Notes to the summary financial information
1 BASIS OF PREPARATION
This summary financial information has not been audited. It has been extracted from the Company's full consolidated financial statements for the year ended December 31, 2008, which were presented in accordance with accounting principles generally accepted in the United States of America and which were audited in accordance with standards of the Public Company Accounting Oversight Board (United States), filed with the SEC on Form 10-K on February 27, 2009.
This summary financial information does not contain sufficient information to allow a full understanding of the results and state of affairs of the Company and are not statutory accounts within the meaning of Section 240 of the Companies Act 1985 or Article 104 of the Companies (Jersey) Law 1991 or summary financial statements within the meaning of Section 251 of the UK Companies Act 1985.
For further information the full consolidated financial statements and the report of the independent registered public accounting firm that expressed an unqualified opinion on those consolidated financial statements included in the Company's Annual Report on Form 10-K for the year ended December 31, 2008 should be consulted. A copy of the Company's Annual Report on Form 10-K is available on its website and is also available on the SEC's website at www.sec.gov.
2 SHAREHOLDERS' EQUITY
| Total shareholders' equity $'M |
|
|---|---|
| As at December 31, 2007 | 1,227.0 |
| Net income for the period | 156.0 |
| Foreign currency translation | 36.6 |
| Costs associated with shares issued through Scheme of Arrangement | (5.6) |
| Options exercised | 2.1 |
| Tax deficit associated with the exercise of stock options | (3.8) |
| Stock-based compensation | 65.2 |
| Shares purchased by Employee Share Ownership Trust ('ESOT') | (146.6) |
| Shares released by ESOT to satisfy option exercises | 9.4 |
| Unrealized holding loss on available-for-sale securities, net of taxes | (47.9) |
| Realized gain on sale of available-for-sale securities, net of taxes | (5.4) |
| Other than temporary impairment of available for sale securities, net of taxes | 58.0 |
| Dividends | (46.8) |
| As at December 31, 2008 | 1,298.2 |
3 DIVIDENDS
During the year to December 31, 2008 the Company paid dividends totaling 8.62 US¢ per Ordinary share, equivalent to 25.85 US¢ per ADS, totalling $46.8 million.
4 BUSINESS COMBINATIONS
On July 3, 2008 the Company announced that it was launching a voluntary public takeover offer for all outstanding shares in Jerini AG ('Jerini'), a German corporation, at a price of 6.25 Euros per share. By December 31, 2008 Shire had acquired a 98.6% voting interest in Jerini for a total consideration of $556.5 million, represented by Jerini shares, ($539.8 million), the cash cost of canceling Jerini stock options ($9.4 million) and direct costs of acquisition ($7.3 million).

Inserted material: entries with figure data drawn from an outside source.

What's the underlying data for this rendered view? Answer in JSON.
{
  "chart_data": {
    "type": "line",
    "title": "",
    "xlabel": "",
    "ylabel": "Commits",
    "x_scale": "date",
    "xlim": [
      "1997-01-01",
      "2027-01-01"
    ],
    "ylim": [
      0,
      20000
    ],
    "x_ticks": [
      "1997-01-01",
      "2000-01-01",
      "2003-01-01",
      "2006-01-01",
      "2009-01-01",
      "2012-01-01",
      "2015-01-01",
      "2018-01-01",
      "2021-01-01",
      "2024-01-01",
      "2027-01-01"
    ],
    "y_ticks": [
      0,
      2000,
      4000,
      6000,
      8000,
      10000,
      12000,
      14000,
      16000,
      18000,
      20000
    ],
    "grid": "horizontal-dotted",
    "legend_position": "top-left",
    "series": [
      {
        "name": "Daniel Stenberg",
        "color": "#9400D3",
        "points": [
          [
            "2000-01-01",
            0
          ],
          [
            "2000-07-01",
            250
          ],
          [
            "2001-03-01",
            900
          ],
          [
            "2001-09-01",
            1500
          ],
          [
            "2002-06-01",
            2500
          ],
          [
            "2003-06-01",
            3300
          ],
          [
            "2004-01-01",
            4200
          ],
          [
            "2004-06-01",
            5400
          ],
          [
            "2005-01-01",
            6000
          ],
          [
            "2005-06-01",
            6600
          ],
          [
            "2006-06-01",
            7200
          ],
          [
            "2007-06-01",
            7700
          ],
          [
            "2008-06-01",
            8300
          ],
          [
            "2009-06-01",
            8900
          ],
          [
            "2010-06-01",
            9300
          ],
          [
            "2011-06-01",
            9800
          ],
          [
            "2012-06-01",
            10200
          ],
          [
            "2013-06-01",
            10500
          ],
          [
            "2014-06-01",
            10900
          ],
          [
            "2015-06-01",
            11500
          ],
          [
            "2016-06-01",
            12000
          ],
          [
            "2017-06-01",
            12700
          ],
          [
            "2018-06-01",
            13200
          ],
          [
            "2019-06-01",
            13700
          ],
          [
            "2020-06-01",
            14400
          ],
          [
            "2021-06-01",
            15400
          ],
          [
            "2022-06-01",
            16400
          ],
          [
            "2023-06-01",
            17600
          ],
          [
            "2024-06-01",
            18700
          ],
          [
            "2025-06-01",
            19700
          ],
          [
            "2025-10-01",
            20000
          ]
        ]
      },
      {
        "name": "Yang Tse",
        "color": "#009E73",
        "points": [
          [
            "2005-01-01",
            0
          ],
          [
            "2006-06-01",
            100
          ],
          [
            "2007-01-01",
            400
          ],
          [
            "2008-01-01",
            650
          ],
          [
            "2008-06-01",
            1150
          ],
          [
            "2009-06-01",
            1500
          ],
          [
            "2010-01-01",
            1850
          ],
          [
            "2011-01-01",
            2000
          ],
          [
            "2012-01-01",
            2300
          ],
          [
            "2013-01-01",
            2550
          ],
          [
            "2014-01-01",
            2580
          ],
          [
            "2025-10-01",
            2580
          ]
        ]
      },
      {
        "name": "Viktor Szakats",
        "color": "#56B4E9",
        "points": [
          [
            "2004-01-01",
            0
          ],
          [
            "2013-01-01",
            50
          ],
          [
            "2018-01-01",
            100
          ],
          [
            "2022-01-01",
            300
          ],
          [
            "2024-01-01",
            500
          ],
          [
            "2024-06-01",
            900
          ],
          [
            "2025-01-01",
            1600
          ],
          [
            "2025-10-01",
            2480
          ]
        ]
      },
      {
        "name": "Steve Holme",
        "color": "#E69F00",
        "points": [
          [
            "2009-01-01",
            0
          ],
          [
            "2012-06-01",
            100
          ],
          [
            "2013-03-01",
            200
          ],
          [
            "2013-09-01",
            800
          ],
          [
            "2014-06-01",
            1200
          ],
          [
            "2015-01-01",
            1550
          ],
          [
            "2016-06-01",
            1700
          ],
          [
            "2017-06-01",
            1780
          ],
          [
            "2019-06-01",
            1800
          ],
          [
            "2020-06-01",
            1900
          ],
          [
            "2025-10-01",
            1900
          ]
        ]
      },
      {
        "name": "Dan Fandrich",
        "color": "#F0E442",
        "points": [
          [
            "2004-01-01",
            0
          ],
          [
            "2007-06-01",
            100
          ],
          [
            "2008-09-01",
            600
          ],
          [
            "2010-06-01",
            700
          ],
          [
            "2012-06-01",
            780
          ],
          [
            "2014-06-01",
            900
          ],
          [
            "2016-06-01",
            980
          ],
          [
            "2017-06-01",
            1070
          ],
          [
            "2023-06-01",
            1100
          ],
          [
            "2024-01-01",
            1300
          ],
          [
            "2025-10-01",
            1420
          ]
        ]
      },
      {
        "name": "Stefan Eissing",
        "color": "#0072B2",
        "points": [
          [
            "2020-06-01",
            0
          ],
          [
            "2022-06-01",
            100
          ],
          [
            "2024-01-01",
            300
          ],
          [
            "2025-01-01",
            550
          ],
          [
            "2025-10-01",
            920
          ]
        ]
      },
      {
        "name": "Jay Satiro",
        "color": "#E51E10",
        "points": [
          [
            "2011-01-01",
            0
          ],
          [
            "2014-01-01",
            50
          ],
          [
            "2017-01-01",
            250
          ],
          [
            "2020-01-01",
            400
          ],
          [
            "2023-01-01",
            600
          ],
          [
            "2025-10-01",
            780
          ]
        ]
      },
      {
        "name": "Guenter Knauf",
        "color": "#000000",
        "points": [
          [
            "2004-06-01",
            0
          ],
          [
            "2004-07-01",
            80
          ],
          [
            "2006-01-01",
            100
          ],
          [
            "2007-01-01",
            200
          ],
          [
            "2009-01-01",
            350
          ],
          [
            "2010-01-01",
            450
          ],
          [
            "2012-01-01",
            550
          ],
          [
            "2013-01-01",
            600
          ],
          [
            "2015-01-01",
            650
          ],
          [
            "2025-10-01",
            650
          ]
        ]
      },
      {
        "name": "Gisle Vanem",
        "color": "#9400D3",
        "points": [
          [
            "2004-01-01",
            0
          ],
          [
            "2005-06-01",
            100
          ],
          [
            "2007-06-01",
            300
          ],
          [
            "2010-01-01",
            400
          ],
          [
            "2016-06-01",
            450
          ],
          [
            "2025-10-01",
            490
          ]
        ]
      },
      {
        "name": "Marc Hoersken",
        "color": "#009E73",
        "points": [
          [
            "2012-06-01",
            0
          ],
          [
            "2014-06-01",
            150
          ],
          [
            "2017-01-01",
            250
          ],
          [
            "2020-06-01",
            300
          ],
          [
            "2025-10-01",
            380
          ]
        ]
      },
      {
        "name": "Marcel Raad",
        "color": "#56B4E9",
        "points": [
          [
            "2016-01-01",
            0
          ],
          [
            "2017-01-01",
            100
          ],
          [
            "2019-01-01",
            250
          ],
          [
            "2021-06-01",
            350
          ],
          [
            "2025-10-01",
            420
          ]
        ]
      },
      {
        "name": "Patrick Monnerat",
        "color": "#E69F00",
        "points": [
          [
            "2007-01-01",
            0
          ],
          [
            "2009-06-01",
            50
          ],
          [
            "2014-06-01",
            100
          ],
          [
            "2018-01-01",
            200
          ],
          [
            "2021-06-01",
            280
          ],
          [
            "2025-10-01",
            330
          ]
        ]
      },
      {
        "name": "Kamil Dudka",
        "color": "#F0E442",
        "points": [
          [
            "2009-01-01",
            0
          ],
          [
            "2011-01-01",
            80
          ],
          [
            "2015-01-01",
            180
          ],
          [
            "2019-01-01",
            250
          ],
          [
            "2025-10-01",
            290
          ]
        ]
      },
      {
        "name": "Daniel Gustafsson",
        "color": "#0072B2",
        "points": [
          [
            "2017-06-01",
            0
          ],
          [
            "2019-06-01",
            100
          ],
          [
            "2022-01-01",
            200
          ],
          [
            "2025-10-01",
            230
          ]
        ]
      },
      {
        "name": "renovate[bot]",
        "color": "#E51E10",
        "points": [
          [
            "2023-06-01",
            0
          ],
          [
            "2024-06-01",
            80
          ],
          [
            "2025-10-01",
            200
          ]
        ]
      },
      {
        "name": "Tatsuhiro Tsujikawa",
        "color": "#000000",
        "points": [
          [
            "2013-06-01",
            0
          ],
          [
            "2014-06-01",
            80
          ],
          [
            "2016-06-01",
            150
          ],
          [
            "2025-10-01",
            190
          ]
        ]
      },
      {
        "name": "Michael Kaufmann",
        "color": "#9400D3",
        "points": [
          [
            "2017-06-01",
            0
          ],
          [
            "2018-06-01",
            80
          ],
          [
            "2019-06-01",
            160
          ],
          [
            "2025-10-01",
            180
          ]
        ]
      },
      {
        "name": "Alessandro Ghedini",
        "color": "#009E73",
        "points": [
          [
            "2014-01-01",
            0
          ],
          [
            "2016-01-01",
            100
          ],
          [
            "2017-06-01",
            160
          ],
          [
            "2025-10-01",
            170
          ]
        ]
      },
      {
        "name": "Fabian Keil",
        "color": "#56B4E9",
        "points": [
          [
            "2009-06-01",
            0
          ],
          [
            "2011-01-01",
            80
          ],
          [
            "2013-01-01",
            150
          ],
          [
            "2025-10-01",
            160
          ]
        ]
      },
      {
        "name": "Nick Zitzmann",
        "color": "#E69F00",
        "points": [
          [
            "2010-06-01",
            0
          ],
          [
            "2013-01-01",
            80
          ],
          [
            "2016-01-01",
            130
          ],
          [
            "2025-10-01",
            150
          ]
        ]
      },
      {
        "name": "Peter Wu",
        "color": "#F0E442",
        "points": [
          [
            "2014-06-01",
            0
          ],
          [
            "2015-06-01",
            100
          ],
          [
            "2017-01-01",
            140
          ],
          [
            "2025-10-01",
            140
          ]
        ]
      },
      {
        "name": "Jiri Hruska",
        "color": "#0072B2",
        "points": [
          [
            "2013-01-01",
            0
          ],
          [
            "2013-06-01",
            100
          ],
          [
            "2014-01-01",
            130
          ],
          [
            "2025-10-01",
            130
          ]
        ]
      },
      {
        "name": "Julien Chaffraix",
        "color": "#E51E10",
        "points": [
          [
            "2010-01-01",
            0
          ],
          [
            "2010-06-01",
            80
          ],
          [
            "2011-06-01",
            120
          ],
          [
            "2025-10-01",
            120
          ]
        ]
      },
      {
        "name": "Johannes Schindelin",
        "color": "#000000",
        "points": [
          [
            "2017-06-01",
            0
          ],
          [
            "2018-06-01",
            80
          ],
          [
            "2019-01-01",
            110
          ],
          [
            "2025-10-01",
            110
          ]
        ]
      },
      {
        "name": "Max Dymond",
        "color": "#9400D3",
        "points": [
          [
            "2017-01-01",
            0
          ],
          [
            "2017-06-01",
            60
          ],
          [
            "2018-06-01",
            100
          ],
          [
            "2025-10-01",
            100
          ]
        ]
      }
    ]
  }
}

The acquisition of Jerini has been accounted for as a purchase business combination in accordance with SFAS No. 141. Under the purchase method of accounting, the assets acquired and the liabilities assumed from Jerini are recorded at the date of acquisition at their fair value.
The following table presents the Company's preliminary allocation of the purchase price to the assets acquired and liabilities assumed at their fair values based on the Company's 80.1% voting interest acquired by August 6, 2008 (the date a controlling voting interest was obtained):
| Fair value $'M |
|
|---|---|
| ASSETS | |
| Current assets: | 88.3 |
| Property, plant and equipment, net | 3.6 |
| Goodwill | 121.0 |
| Other intangible assets | |
| - currently marketed product | 257.6 |
| in-process R&D | 104.1 |
| Deferred tax asset | 0.5 |
| Total assets | 575.1 |
| LIABILITIES | |
| Current liabilities: | 31.3 |
| Deferred tax liability | 76.3 |
| Other long-term liabilities | 0.8 |
| Total liabilities | 108.4 |
| Estimated fair value of identifiable assets acquired and liabilities assumed | 466.7 |
| Minority interests | (10.4) |
| Cost of 80.1% voting interest acquired | 456.3 |
In respect of the step acquisitions made subsequent to the acquisition of the 80.1% majority voting interest the Company has recognized additional goodwill of $27.0 million, intangible assets in respect of the currently marketed product of $58.1 million and IPR&D of $24.0 million.
5 CHANGE IN REPORTING ENTITY
On May 23, 2008 Scheme of Arrangement, (the 'Scheme') approved by the High Court of England and Wales and the shareholders of Shire plc, a company incorporated in England and Wales ('Old Shire') became effective. Under the terms of the Scheme, Shire Limited, (now known as Shire plc, a public incorporated in Jersey (Channel Islands) and tax resident in the Republic of Ireland became the holding company of old Shire, the former holding company of the Shire group.